After (and during) my trip to the Desert Botanical Garden, in Phoenix, Arizona, I borrowed cell phones wherever I could to get in touch with my ride to Tucson, Levi from the Society for Ecological Restoration (SER). The group is headquartered in Tucson, but Levi was at a conference in Phoenix and offered me a ride to the gateway to Sonora. SER is an interesting group in an emerging field, part scientific publisher, part trade guild, with ambitions to become a central communications hub. The last part started with the RESTORE email newsletter, to which members can post news and opportunities in ecological restoration. SER also operates the fledgling Global Restoration Network (GRN), which they are trying to build into a much-needed social network for restoration practicioners and other restoration-minded people.
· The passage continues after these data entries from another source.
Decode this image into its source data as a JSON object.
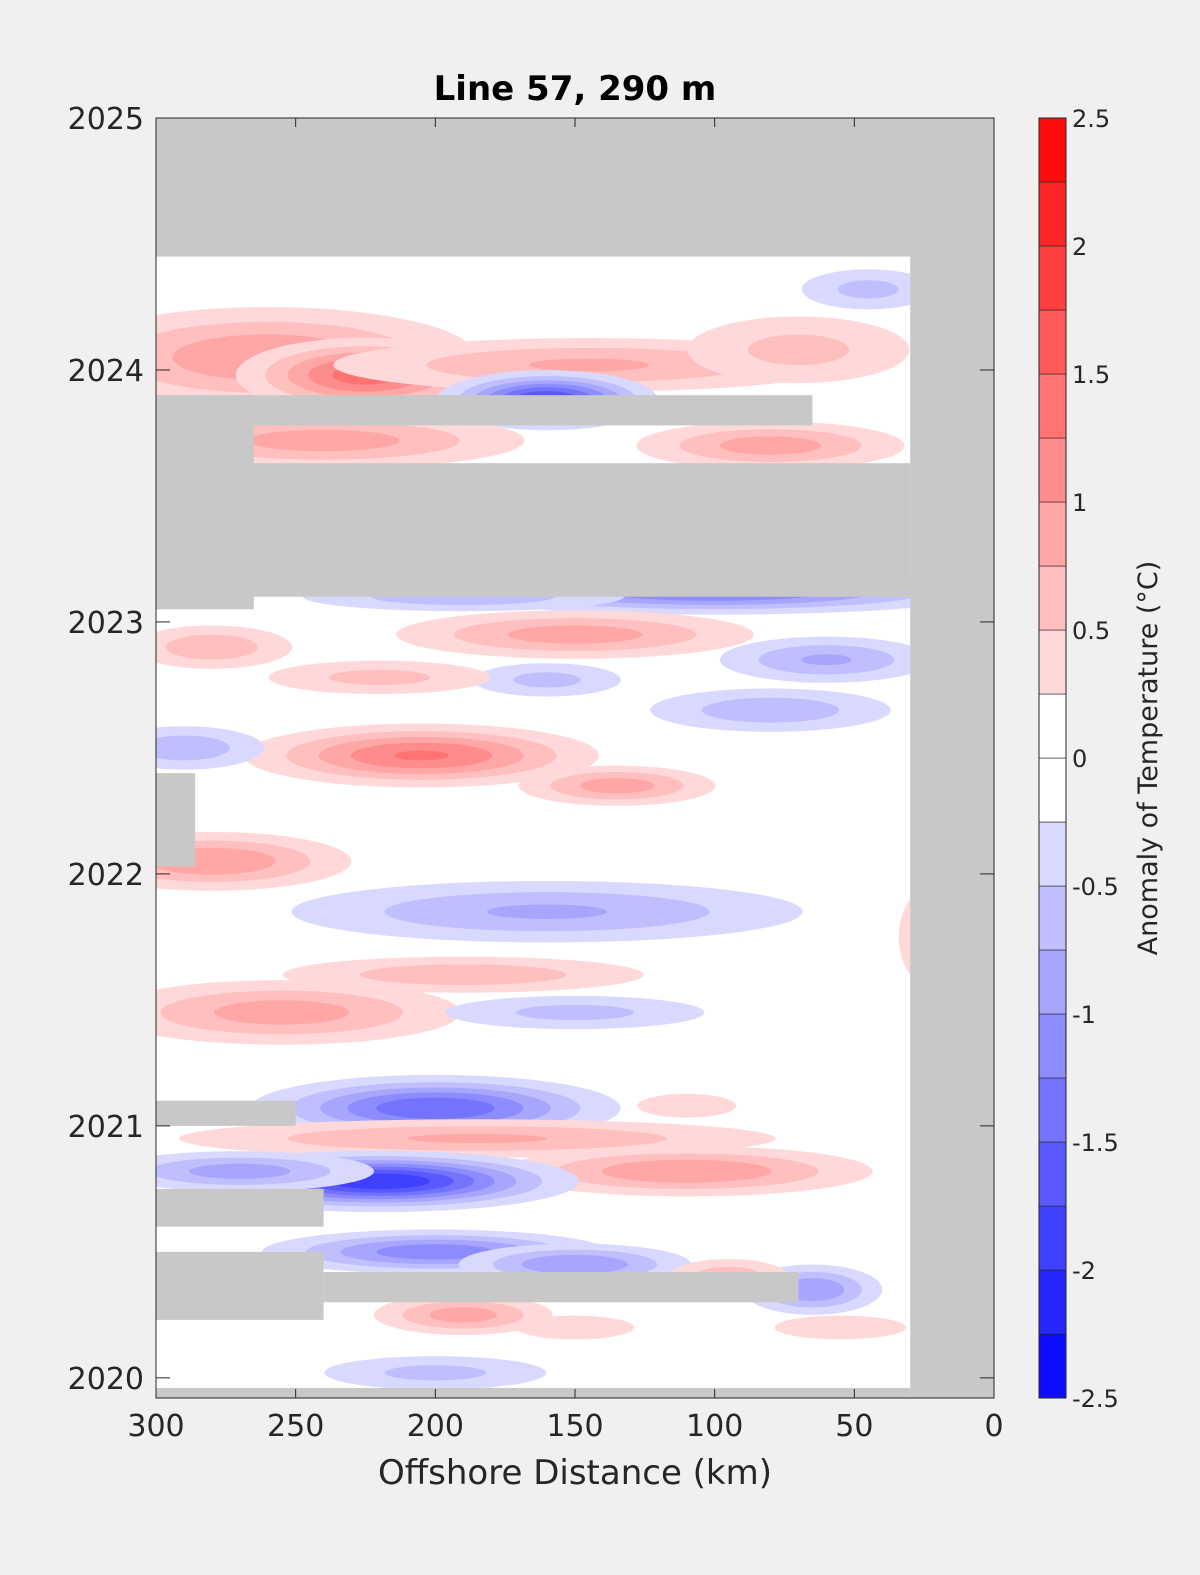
{
  "chart_data": {
    "type": "heatmap",
    "title": "Line 57, 290 m",
    "xlabel": "Offshore Distance (km)",
    "ylabel": "",
    "xlim": [
      300,
      0
    ],
    "ylim": [
      2019.92,
      2025.0
    ],
    "x_reversed": true,
    "x_ticks": [
      300,
      250,
      200,
      150,
      100,
      50,
      0
    ],
    "y_ticks": [
      2020,
      2021,
      2022,
      2023,
      2024,
      2025
    ],
    "colorbar": {
      "label": "Anomaly of Temperature (°C)",
      "range": [
        -2.5,
        2.5
      ],
      "step": 0.25,
      "ticks": [
        -2.5,
        -2,
        -1.5,
        -1,
        -0.5,
        0,
        0.5,
        1,
        1.5,
        2,
        2.5
      ],
      "tick_labels": [
        "-2.5",
        "-2",
        "-1.5",
        "-1",
        "-0.5",
        "0",
        "0.5",
        "1",
        "1.5",
        "2",
        "2.5"
      ],
      "cold_color": "#0000ff",
      "neutral_color": "#ffffff",
      "warm_color": "#ff0000"
    },
    "no_data_color": "#c8c8c8",
    "no_data_regions": [
      {
        "x": [
          300,
          0
        ],
        "y": [
          2024.45,
          2025.0
        ]
      },
      {
        "x": [
          30,
          0
        ],
        "y": [
          2019.92,
          2024.45
        ]
      },
      {
        "x": [
          300,
          30
        ],
        "y": [
          2019.92,
          2019.96
        ]
      },
      {
        "x": [
          300,
          30
        ],
        "y": [
          2023.1,
          2023.63
        ]
      },
      {
        "x": [
          300,
          265
        ],
        "y": [
          2023.05,
          2023.9
        ]
      },
      {
        "x": [
          300,
          65
        ],
        "y": [
          2023.78,
          2023.9
        ]
      },
      {
        "x": [
          300,
          286
        ],
        "y": [
          2022.03,
          2022.4
        ]
      },
      {
        "x": [
          300,
          250
        ],
        "y": [
          2021.0,
          2021.1
        ]
      },
      {
        "x": [
          300,
          240
        ],
        "y": [
          2020.6,
          2020.75
        ]
      },
      {
        "x": [
          300,
          240
        ],
        "y": [
          2020.23,
          2020.5
        ]
      },
      {
        "x": [
          240,
          70
        ],
        "y": [
          2020.3,
          2020.42
        ]
      }
    ],
    "anomalies": [
      {
        "x": 260,
        "y": 2024.05,
        "value": 1.0,
        "sx": 45,
        "sy": 0.12
      },
      {
        "x": 225,
        "y": 2023.98,
        "value": 1.4,
        "sx": 25,
        "sy": 0.08
      },
      {
        "x": 145,
        "y": 2024.02,
        "value": 0.8,
        "sx": 60,
        "sy": 0.07
      },
      {
        "x": 70,
        "y": 2024.08,
        "value": 0.6,
        "sx": 30,
        "sy": 0.1
      },
      {
        "x": 45,
        "y": 2024.32,
        "value": -0.6,
        "sx": 18,
        "sy": 0.06
      },
      {
        "x": 160,
        "y": 2023.88,
        "value": -1.8,
        "sx": 20,
        "sy": 0.06
      },
      {
        "x": 240,
        "y": 2023.72,
        "value": 0.9,
        "sx": 45,
        "sy": 0.07
      },
      {
        "x": 80,
        "y": 2023.7,
        "value": 0.9,
        "sx": 30,
        "sy": 0.06
      },
      {
        "x": 100,
        "y": 2023.12,
        "value": -1.3,
        "sx": 55,
        "sy": 0.05
      },
      {
        "x": 190,
        "y": 2023.1,
        "value": -0.7,
        "sx": 40,
        "sy": 0.04
      },
      {
        "x": 150,
        "y": 2022.95,
        "value": 0.9,
        "sx": 40,
        "sy": 0.06
      },
      {
        "x": 280,
        "y": 2022.9,
        "value": 0.7,
        "sx": 20,
        "sy": 0.06
      },
      {
        "x": 60,
        "y": 2022.85,
        "value": -0.8,
        "sx": 25,
        "sy": 0.06
      },
      {
        "x": 160,
        "y": 2022.77,
        "value": -0.6,
        "sx": 20,
        "sy": 0.05
      },
      {
        "x": 220,
        "y": 2022.78,
        "value": 0.6,
        "sx": 30,
        "sy": 0.05
      },
      {
        "x": 80,
        "y": 2022.65,
        "value": -0.7,
        "sx": 30,
        "sy": 0.06
      },
      {
        "x": 205,
        "y": 2022.47,
        "value": 1.3,
        "sx": 35,
        "sy": 0.07
      },
      {
        "x": 290,
        "y": 2022.5,
        "value": -0.7,
        "sx": 20,
        "sy": 0.06
      },
      {
        "x": 135,
        "y": 2022.35,
        "value": 0.9,
        "sx": 22,
        "sy": 0.05
      },
      {
        "x": 280,
        "y": 2022.05,
        "value": 1.0,
        "sx": 30,
        "sy": 0.07
      },
      {
        "x": 160,
        "y": 2021.85,
        "value": -0.8,
        "sx": 60,
        "sy": 0.08
      },
      {
        "x": 20,
        "y": 2021.75,
        "value": 0.5,
        "sx": 12,
        "sy": 0.18
      },
      {
        "x": 190,
        "y": 2021.6,
        "value": 0.7,
        "sx": 45,
        "sy": 0.05
      },
      {
        "x": 255,
        "y": 2021.45,
        "value": 0.9,
        "sx": 40,
        "sy": 0.08
      },
      {
        "x": 150,
        "y": 2021.45,
        "value": -0.6,
        "sx": 35,
        "sy": 0.05
      },
      {
        "x": 200,
        "y": 2021.07,
        "value": -1.5,
        "sx": 35,
        "sy": 0.07
      },
      {
        "x": 185,
        "y": 2020.95,
        "value": 0.8,
        "sx": 70,
        "sy": 0.05
      },
      {
        "x": 110,
        "y": 2020.82,
        "value": 1.0,
        "sx": 40,
        "sy": 0.06
      },
      {
        "x": 110,
        "y": 2021.08,
        "value": 0.5,
        "sx": 15,
        "sy": 0.04
      },
      {
        "x": 220,
        "y": 2020.78,
        "value": -2.0,
        "sx": 35,
        "sy": 0.06
      },
      {
        "x": 270,
        "y": 2020.82,
        "value": -0.9,
        "sx": 30,
        "sy": 0.05
      },
      {
        "x": 200,
        "y": 2020.5,
        "value": -1.2,
        "sx": 35,
        "sy": 0.05
      },
      {
        "x": 150,
        "y": 2020.45,
        "value": -1.0,
        "sx": 25,
        "sy": 0.05
      },
      {
        "x": 65,
        "y": 2020.35,
        "value": -1.0,
        "sx": 15,
        "sy": 0.06
      },
      {
        "x": 95,
        "y": 2020.4,
        "value": 0.7,
        "sx": 15,
        "sy": 0.05
      },
      {
        "x": 190,
        "y": 2020.25,
        "value": 0.9,
        "sx": 20,
        "sy": 0.05
      },
      {
        "x": 200,
        "y": 2020.02,
        "value": -0.6,
        "sx": 30,
        "sy": 0.05
      },
      {
        "x": 55,
        "y": 2020.2,
        "value": 0.5,
        "sx": 20,
        "sy": 0.04
      },
      {
        "x": 150,
        "y": 2020.2,
        "value": 0.5,
        "sx": 18,
        "sy": 0.04
      }
    ]
  }
}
Levi's job as Case Studies Coordinator for the GRN is to find, catalogue and document examples of restoration projects, which would make him extremely relevant to someone who is trying to visit and document examples of restoration projects. If I could ever get a hold of him. After leaving messages from multiple borrowed phones, I left him one final message from Annie´s phone while eating at a delicious vegan restaurant with her unexpectedly vegetarian housemate (note: if a vegetarian male doesn't look or dress at all like a hippie, he might be from Austin). We went on with the night, and I pretty much expected that I would have to find some alternate, and decidedly less awesome, way to get myself to Tucson.
I woke up the next morning to a phone call on Annie's phone. It was Levi, who had gotten all my messages but had fallen victim to my knack for bad timing, getting every one of my calls during a meeting, speech or meal. An hour later, after a very grateful goodbye to Annie, we were on the road, and talking about all sorts of awesome restoration and permaculture projects. Levi orginally got into this stuff through anthropology, so he knows a lot about what restoration folks call "traditional ecological knowlege." Otherwise known as ecological common sense, its an element that is often missing in both Western culture and Western science.
I nerdily started writing stuff down, and as we drove through the Arizona desert we started talking about all the interesting stuff that goes on in Arizona, like ArcoSanti and Biosphere 2. When I mentioned the latter, Levi casually remarked that we would be passing by a few miles from the site where 8 people attempted to seal themselves in a closed ecosystem for two years. I couldn't control myself. I immediately turned to him and said, in the voice of a small child near disneyland, "Can we go see it?"